Haram aylarda kan dökülmez, cana kıyılmaz ve hiçbir canlının hayatına kast edilmez, kural budur. Ancak buna rağmen sözde halife Yezid, İmam Hüseyin'i çocuklarını, aile efradını ve sülalesini önce susuz bırakmış ardından şehit etmiştir. Yezid’in on binlerce kişilik ordusu karşısında İmam Hüseyin sadece 73 kişiydi. Kerbela katliamı ile İmam Hüseyin'in şahsında onların makberi müminlerin kalbi olmuştur.

“Mihnet-i Âdem degül mânend-i endûh-i Hüseyn

Fîl-mesel bir şu’ledür berk-ı belâdan ol şerer

Eşref-i halk-ı cihânun ekber evlâdını

Katl iden dünyâda vü ukbâda olmaz behrever (1)

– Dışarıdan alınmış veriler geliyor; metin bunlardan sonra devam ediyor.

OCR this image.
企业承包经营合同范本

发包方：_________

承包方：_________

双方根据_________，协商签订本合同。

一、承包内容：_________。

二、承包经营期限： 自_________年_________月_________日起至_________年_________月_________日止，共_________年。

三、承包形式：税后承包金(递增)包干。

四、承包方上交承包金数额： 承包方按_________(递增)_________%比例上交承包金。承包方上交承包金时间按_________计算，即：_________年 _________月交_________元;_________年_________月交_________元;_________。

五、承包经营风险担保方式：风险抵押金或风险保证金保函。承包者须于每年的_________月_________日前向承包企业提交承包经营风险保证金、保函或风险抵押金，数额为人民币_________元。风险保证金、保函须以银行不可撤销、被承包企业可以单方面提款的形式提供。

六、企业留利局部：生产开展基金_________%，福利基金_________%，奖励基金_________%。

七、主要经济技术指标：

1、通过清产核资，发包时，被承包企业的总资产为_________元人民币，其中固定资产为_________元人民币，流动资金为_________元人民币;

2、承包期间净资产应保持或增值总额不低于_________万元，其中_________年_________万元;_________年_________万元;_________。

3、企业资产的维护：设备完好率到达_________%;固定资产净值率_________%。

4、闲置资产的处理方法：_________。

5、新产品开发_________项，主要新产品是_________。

Çeviri: Âdem’in mihneti, Hüseyin’in çektiği sıkıntı gibi olamaz; sözgelişi Hüseyin’in sıkıntısı belâ şimşeğiyse, Âdem’in mihneti onun bir alevi, bir kıvılcımıdır. Bütün insanların en şereflisinin büyük evladını öldüren kişi, hem bu dünyada hem de öbür dünyada muradına ermez.”

Kıyıma uğratılmak istenen Ehl-i Beyt nesli, Kerbela’nın şahidi İmam Zeynel Abidin yoluyla devam etmiş ve dünyaya yayılmıştır. Allah, bu pak neslin hak olan yolunu ve yolcularını korumuştur.

Prof. Dr. Haydar Baş hocamız bu pak neslin hayatını kitaplık çapındaki Ehl-i Beyt eserleri ile kaleme alarak İslam alemine çok ciddi eserler kazandırmıştır. Allah bizleri şefaatlerinden mahrum eylemesin.

“Hoş ol ki, yâd kılub Kerbelâ şehidlerinin

Zamân zamân töke lü’lü’-i şâh-vâr-ı sirişk

Ger olmasaydı garaz mâtem-i Hüseyn-i Şehîd

Riyâz-ı dîdeden olmazdı cûy-bâr-ı şirişk (2)

Çeviri: Kerbelâ şehidlerini anarak zaman zaman inci gibi gözyaşı döken kişiye ne mutlu! Amaç, Şehid Hüseyin’e yas tutmak olmasaydı, göz bahçelerinde gözyaşı oluşmazdı.”